E E 681 - Research (3-6 hours)
Graduate research on a project selected by student and advisor.

E E 682 - Research (3-6 hours)
Graduate research on a project selected by student and advisor.

E E 691 - Topics in Electrical Engineering (1-3 hours)
Topics of special interest which may vary each time course is offered. Topic stated in current Schedule of Classes.

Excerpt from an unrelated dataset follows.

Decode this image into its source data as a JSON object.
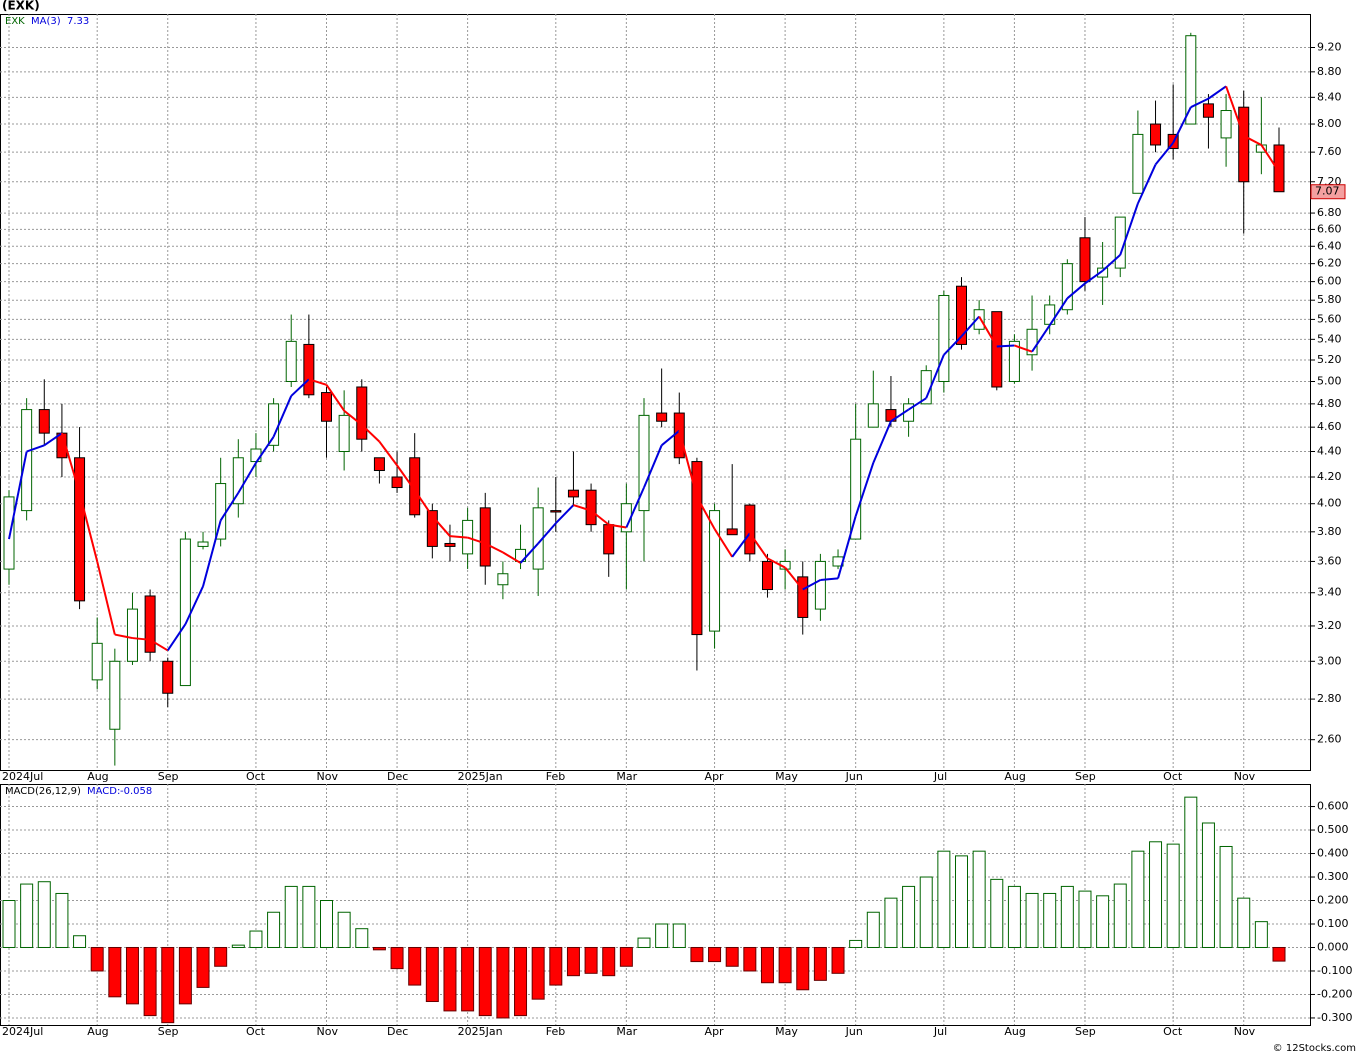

E E 692 - Topics in Electrical Engineering (1-3 hours)
Topics of special interest which may vary each time course is offered. Topic stated in current Schedule of Classes.

E E 699 - Thesis (3-6 hours)
Advanced electrical engineering research or design under the guidance of a faculty advisor. Required of students choosing thesis option. Total of 6 semester hours to be taken in one or two semesters. Prerequisites: consent of department chair; unconditional status.